Sätze, die in Kurven gehen
Vor kaum 42 Jahren, erinnert sich Max Goldt war er doch schon mal im Theater am Kurfürstendamm. Damals auf Klassenreise, man sah ein Stück von Ralf Hochhuth.
Heute Abend sitzt er nun selbst auf der Bühne, in gestreiftem Hemd unter grauem Jackett, und liest aus zwei Büchern, „Lippen abwischen und lächeln“ und „Räusper“, eine Sammlung von auf Comic-Szenarien basierenden Dramuletten.
Querulantentum
Im ersten Text „Ein Querulant hört was knarren“ erzählt er, wie ein Mitreisender in der Bahn ihn und seinen alten, aber noch durchaus schicken Reisekoffer für ein Knarren im Zug verantwortlich macht und sich dann in seine Meckerei hineinsteigert, die mit einem „So wird das nichts mit Deutschland“ endet.

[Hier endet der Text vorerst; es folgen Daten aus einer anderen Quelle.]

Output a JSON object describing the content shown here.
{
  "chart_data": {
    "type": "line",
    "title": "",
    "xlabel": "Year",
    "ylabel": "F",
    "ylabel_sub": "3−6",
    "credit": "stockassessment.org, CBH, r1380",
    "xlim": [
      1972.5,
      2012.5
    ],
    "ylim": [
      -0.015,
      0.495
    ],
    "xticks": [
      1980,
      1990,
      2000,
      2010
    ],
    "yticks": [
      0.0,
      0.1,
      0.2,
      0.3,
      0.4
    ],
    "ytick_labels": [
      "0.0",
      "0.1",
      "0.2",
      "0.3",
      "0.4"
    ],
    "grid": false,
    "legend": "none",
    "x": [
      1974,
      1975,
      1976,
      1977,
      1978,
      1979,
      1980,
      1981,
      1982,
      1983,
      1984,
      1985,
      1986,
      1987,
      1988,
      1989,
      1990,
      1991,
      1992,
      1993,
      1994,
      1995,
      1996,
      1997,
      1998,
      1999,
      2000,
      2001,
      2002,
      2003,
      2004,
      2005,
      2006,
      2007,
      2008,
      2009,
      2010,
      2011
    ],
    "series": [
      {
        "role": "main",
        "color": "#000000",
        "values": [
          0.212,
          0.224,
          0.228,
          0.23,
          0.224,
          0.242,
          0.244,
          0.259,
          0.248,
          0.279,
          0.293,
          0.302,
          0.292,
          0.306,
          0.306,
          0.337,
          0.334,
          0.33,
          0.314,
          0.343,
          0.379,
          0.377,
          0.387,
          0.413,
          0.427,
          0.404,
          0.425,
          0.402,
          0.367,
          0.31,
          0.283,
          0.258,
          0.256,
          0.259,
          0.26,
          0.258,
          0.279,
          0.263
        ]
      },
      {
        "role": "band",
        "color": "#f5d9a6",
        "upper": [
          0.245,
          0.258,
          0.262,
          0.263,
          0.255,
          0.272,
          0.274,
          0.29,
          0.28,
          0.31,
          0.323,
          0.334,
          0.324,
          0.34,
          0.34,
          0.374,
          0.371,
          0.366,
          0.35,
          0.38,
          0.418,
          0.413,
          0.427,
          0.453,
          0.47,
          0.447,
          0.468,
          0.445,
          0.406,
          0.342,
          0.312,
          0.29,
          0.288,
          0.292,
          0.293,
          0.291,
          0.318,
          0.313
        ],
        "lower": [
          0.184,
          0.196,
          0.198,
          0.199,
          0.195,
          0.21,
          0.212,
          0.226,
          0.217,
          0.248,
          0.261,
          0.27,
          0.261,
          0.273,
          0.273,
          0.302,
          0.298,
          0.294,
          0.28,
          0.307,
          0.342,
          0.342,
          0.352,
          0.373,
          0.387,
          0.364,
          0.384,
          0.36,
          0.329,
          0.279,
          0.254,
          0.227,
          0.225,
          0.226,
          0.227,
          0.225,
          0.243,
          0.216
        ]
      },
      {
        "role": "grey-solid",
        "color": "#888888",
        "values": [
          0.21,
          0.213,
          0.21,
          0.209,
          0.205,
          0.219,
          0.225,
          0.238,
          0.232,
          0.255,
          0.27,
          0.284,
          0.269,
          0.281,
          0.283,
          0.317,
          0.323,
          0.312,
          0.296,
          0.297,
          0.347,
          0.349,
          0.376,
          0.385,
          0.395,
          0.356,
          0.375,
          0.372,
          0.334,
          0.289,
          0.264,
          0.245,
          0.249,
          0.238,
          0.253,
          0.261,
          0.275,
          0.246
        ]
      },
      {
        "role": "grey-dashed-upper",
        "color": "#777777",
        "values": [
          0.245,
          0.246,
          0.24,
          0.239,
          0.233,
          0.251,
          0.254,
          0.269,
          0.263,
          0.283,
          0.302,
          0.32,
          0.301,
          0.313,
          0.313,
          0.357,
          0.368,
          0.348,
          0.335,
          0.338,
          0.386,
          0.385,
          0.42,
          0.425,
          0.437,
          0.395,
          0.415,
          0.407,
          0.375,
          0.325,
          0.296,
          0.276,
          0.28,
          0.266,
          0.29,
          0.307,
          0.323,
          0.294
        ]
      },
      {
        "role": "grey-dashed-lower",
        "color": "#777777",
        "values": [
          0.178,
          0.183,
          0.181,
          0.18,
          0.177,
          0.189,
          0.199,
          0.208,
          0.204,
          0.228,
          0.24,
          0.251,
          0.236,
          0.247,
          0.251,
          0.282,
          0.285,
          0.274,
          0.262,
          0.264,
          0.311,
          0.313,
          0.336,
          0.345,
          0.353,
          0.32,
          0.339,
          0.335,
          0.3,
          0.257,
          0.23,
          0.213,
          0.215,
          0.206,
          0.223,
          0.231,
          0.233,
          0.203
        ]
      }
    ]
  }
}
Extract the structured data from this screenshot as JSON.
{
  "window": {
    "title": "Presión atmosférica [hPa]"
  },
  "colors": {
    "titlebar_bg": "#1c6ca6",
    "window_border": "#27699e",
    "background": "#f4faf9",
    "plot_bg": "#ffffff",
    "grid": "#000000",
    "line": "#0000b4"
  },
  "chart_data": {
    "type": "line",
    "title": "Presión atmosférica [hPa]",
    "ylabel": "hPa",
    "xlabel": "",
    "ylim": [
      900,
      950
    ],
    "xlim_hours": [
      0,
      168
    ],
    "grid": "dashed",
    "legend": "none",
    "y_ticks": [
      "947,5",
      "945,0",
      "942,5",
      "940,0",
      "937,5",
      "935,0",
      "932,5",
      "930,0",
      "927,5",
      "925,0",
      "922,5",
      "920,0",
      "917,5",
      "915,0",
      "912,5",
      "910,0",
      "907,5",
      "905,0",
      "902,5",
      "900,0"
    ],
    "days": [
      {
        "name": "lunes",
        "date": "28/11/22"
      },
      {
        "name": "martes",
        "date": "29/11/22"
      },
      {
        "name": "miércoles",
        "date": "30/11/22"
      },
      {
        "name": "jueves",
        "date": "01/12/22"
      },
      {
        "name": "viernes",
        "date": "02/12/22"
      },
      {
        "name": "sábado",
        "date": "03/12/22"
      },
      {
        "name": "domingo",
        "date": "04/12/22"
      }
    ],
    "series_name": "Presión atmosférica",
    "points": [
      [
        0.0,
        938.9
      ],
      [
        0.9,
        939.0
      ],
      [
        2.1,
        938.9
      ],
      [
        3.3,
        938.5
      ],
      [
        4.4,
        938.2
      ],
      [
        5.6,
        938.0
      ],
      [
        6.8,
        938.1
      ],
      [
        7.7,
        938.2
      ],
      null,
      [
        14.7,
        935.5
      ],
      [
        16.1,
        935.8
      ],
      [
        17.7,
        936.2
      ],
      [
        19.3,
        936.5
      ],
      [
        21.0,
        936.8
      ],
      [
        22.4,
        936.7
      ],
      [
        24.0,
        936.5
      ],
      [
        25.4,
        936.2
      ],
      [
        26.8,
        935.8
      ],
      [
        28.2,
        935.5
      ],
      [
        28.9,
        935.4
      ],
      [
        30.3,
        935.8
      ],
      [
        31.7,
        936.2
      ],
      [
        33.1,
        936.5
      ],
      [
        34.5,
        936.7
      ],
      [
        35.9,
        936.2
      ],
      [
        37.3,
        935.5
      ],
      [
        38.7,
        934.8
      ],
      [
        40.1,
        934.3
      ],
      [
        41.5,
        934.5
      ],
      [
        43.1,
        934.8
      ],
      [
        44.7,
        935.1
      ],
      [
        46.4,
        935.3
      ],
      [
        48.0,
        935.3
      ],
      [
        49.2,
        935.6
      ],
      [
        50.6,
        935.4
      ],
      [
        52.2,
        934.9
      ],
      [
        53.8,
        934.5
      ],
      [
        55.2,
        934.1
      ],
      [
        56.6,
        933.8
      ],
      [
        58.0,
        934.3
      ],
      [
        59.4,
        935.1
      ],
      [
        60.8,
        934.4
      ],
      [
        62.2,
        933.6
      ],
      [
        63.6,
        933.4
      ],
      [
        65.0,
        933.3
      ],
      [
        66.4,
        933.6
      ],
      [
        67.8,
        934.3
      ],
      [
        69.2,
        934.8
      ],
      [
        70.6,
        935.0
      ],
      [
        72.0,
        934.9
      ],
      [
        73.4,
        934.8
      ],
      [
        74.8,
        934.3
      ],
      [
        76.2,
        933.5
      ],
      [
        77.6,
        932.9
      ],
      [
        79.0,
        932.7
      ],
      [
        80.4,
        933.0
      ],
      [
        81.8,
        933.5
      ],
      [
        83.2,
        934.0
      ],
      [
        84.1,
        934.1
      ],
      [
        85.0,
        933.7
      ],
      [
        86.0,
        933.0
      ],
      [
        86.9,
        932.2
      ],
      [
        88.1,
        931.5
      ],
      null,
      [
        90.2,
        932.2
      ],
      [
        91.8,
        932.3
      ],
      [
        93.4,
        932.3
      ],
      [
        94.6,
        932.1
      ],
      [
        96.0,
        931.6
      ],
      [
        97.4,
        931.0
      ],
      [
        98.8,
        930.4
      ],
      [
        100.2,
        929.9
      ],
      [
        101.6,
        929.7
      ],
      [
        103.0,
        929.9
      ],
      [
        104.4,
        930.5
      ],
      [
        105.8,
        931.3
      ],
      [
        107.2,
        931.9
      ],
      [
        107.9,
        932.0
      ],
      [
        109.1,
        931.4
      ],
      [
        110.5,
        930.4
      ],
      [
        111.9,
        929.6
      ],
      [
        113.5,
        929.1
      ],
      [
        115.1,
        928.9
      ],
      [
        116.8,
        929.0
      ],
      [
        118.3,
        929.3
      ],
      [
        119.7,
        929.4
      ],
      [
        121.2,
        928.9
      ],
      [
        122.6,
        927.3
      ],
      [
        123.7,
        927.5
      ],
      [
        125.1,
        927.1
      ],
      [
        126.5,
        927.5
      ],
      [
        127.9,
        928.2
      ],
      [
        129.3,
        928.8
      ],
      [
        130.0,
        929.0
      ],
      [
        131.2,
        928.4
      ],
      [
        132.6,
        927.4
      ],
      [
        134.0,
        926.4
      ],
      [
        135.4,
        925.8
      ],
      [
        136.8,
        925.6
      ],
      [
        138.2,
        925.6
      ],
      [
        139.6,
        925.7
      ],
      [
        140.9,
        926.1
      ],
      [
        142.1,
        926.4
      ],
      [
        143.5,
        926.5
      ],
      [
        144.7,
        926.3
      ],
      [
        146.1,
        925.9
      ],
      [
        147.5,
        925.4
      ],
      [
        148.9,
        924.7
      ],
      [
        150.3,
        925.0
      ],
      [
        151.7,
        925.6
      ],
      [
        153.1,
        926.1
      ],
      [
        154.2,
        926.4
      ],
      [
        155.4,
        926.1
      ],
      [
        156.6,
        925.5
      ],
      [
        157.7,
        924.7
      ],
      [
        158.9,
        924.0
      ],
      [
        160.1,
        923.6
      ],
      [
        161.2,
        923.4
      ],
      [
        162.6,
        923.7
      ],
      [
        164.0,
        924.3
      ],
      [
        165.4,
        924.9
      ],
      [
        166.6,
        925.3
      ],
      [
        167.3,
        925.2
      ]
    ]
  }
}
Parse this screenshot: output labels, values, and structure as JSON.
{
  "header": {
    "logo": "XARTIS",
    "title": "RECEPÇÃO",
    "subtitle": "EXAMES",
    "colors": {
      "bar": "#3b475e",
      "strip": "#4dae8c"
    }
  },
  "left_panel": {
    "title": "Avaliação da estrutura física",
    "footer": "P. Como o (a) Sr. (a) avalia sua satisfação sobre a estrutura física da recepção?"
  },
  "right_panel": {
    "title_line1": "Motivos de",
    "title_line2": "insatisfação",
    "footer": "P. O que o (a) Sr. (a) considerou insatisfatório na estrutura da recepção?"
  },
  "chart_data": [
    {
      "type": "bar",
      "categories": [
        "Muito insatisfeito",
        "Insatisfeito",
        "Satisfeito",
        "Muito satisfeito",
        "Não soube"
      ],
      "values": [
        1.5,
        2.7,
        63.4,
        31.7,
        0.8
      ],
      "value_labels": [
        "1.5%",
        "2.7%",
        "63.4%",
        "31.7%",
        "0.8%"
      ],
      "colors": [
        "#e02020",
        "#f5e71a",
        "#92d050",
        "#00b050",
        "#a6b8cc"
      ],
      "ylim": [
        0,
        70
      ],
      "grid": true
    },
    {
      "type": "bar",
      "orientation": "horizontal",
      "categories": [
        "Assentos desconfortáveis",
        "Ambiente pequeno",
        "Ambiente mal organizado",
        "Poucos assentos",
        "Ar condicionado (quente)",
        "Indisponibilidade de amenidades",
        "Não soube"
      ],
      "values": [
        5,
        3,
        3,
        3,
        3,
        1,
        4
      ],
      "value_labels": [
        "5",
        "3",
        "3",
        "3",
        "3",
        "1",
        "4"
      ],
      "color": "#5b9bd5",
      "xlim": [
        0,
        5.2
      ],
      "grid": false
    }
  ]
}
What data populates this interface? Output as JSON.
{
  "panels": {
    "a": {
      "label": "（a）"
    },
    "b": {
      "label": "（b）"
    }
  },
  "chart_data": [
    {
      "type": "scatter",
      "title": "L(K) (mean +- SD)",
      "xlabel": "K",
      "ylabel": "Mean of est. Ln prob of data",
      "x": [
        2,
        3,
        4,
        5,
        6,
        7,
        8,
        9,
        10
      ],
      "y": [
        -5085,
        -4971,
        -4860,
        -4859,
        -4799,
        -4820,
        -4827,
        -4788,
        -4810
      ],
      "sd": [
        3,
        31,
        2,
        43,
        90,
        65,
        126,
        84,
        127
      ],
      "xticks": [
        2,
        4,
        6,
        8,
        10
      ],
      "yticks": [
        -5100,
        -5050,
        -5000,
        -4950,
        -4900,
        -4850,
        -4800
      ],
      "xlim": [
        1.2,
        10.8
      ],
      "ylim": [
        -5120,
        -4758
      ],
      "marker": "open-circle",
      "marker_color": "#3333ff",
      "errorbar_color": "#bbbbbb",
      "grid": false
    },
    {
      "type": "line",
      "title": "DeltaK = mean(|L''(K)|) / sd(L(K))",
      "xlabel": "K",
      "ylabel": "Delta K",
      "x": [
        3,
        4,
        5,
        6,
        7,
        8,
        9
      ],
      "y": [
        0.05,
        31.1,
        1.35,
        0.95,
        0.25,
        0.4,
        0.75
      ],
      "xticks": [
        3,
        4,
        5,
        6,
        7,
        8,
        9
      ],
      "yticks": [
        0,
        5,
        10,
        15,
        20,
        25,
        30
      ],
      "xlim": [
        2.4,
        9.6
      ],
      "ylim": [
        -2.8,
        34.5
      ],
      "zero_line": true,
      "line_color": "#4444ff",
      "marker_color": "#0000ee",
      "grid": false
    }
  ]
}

Und gleich erkennt man es wieder: Goldt präsentiert Panoramabilder, um dann ins Detail zu gehen, abzudriften, hinein in die Absurditäten unseres Alltags, den wir irgendwann nicht mehr richtig erkennen. Und irgendwann, in einem grandiosen Schwenker, holt er uns zurück zum Anfang. Zum großen Ganzen. Oder auch nicht. Egal, denn jedes Wort ist ein Vergnügen.
Ziehschwängel
Sätze schnörkeln sich zur Pointe, drohen immer wieder, sich in kunstvoll eingeschobenen Nebensätzen zu verlieren, aber nein: Herr Goldt hält die Fäden zusammen und amüsiert sich selbst noch über seine eigenen kleinen Sprachwunder. Wie nennt man eigentlich das Teil, mit dem man den Rollkoffer hinter sich her ziehen kann? Goldt weiß Antwort, es ist ein Ziehschwängel. Er benutzt ein besonderes Vokabular, fast vergessen, gräbt es aus und trägt es auf einmalige Weise vor.
Zurück zu den Querulanten: Die gab es doch schon in den „schlecht gelaunten“ 60 Jahren, sagt Goldt, in denen ihm als kleiner Junge noch der Krückstock in den Rücken getrieben wurde, wenn da mal ein Bonbonpapier auf den Boden fiel.
Später dann versucht er sich an einer Demontage unseres Kult-Humoristen Loriot, leidet unter dem schlechten Geschmack der Welt, der sich unter anderem in den Berliner Buddy-Bären ausdrückt oder den kleinen Bärchen, die an manchen Damenhandtaschen schaukeln.
User in Hotelportalen
Macht sich Gedanken über Bidets, bei denen man sich fragt, oder die nun zum Strümpfe waschen da sind oder nicht, erfindet lautmalerische Klangreihen – Lesbe sei vom Klang her ein genauso schreckliches Wort wie Tippse, Putze oder Petze.
Auch wenn er nur Produkte von der Tschibo-Resterampe aus der Kantstraße oder dann im zweiten Teil Kommentare von Usern in Hotelportalen – eine seiner neuesten Sammlungen, der er sich intensiv widmet – aufzählt: ein irrsinniges Lachen breitet sich aus im Publikum. Gut gewählt sind eben seine Versatzstückchen, grandios zusammengesetzt, und mit einer trügerischen Beiläufigkeit vorgetragen.
Der Meister des Konjunktivs 1 sitzt im abgeranzten Hotel auf Malta schon mal Probe für das Elend, das uns alle im Pflegeheim erwartet, und stellt sich dann noch vor, wie es gewesen wäre, hätte Celan seine Todesfuge in Unterhose geschrieben. Und versucht gleich mal, wie es wäre, wenn er selbst einen ganzen Abschnitt ohne Unterhose schriebe. Natürlich bleibt er beim Vorlesen gänzlich bekleidet, und der Versuch geht vom Text her auch wirklich in die Hose, wie er selbst feststellen muss.
Eine Zugabe, dann wird Herr Goldt ganz profimäßig noch seine Bücher signieren. Die Schlange der Wartenden dreht sich heiter durchs Foyer.